Elle veut qu’on l’appelle par son prénom, Colette. Et surtout pas de Madame. Son « je n’ai jamais été mariée » résonne comme une fierté.

J’imagine une femme qui a été puissante. Elle parle de son passé à la radio, de ses articles, des hommes qui prennent toute la place, des femmes qui sont infectes. Malgré nos nombreuses conversations sur ce sujet, il est difficile de cerner quel y a été son rôle, mais il en reste un sentiment de lutte et de fierté.

Mon imaginaire s’emballe et je la vois journaliste brillante, spécialiste de l’opéra. Elle avait 20 ans dans les années 50, 40 dans les années 70. A-t-elle couvert des performances de Maria Callas ? 

 

Son langage est soutenu, même si ces propos sont très souvent incohérents.

Ses yeux sont vifs, ses doigts longs et fins, les légères déformations dues à l’arthrose les rendent encore plus beaux.
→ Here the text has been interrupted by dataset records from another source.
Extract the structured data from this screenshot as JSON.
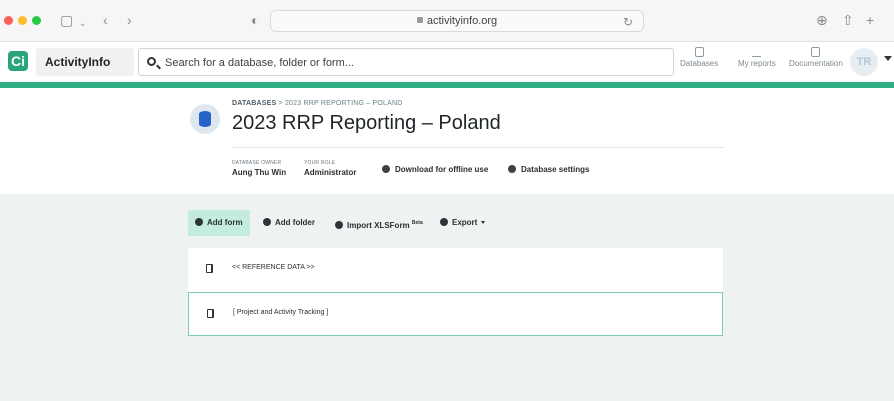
{
  "browser": {
    "url": "activityinfo.org",
    "icons": [
      "sidebar-icon",
      "chevron-down-icon",
      "back-icon",
      "forward-icon",
      "privacy-shield-icon",
      "reload-icon",
      "download-icon",
      "share-icon",
      "new-tab-icon"
    ]
  },
  "app": {
    "logo_letter": "Ci",
    "name": "ActivityInfo",
    "search_placeholder": "Search for a database, folder or form...",
    "nav": {
      "databases": "Databases",
      "my_reports": "My reports",
      "documentation": "Documentation"
    },
    "avatar_initials": "TR"
  },
  "database": {
    "breadcrumb_root": "DATABASES",
    "breadcrumb_sep": ">",
    "breadcrumb_current": "2023 RRP REPORTING – POLAND",
    "title": "2023 RRP Reporting – Poland",
    "owner_label": "DATABASE OWNER",
    "owner_value": "Aung Thu Win",
    "role_label": "YOUR ROLE",
    "role_value": "Administrator",
    "download_label": "Download for offline use",
    "settings_label": "Database settings"
  },
  "toolbar": {
    "add_form": "Add form",
    "add_folder": "Add folder",
    "import_xlsform": "Import XLSForm",
    "import_badge": "Beta",
    "export": "Export"
  },
  "forms": [
    {
      "label": "<< REFERENCE DATA >>"
    },
    {
      "label": "[ Project and Activity Tracking ]"
    }
  ],
  "colors": {
    "brand_green": "#2fae86",
    "primary_button_bg": "#c4ecdc",
    "database_icon": "#2563c9"
  }
}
Une bague qu’elle ne quitte pas orne son majeur gauche. Elle est beaucoup trop grande maintenant, elle a dû perdre beaucoup de poids depuis son arrivée à l’hôpital.

Je n’ose pas l’enlever, cette bague, quand je l’aide à faire sa toilette, et comme j’ai la chance d’être stagiaire, je prends le temps de passer du savon, de rincer et de sécher consciencieusement autour de sa bague.

C’est une bague tressée, d’un métal peu noble puisqu’il est légèrement abîmé sur les rondeurs. Mais il semble que c’est la seule chose qui lui reste, avec un roman de Romain Gary qui ne bouge pas de sa table de chevet puisqu’elle ne peut plus lire. Quant à ses vêtements, ils ne sortent plus vraiment de son placard : ses pantalons de tailleur et ses chemises ajustées sont devenus impossibles à enfiler. Son corps est beaucoup moins souple, et son alitement permanent n’améliore pas sa flexibilité.

 

Elle est alitée parce qu’elle souhaite rarement sortir de son lit.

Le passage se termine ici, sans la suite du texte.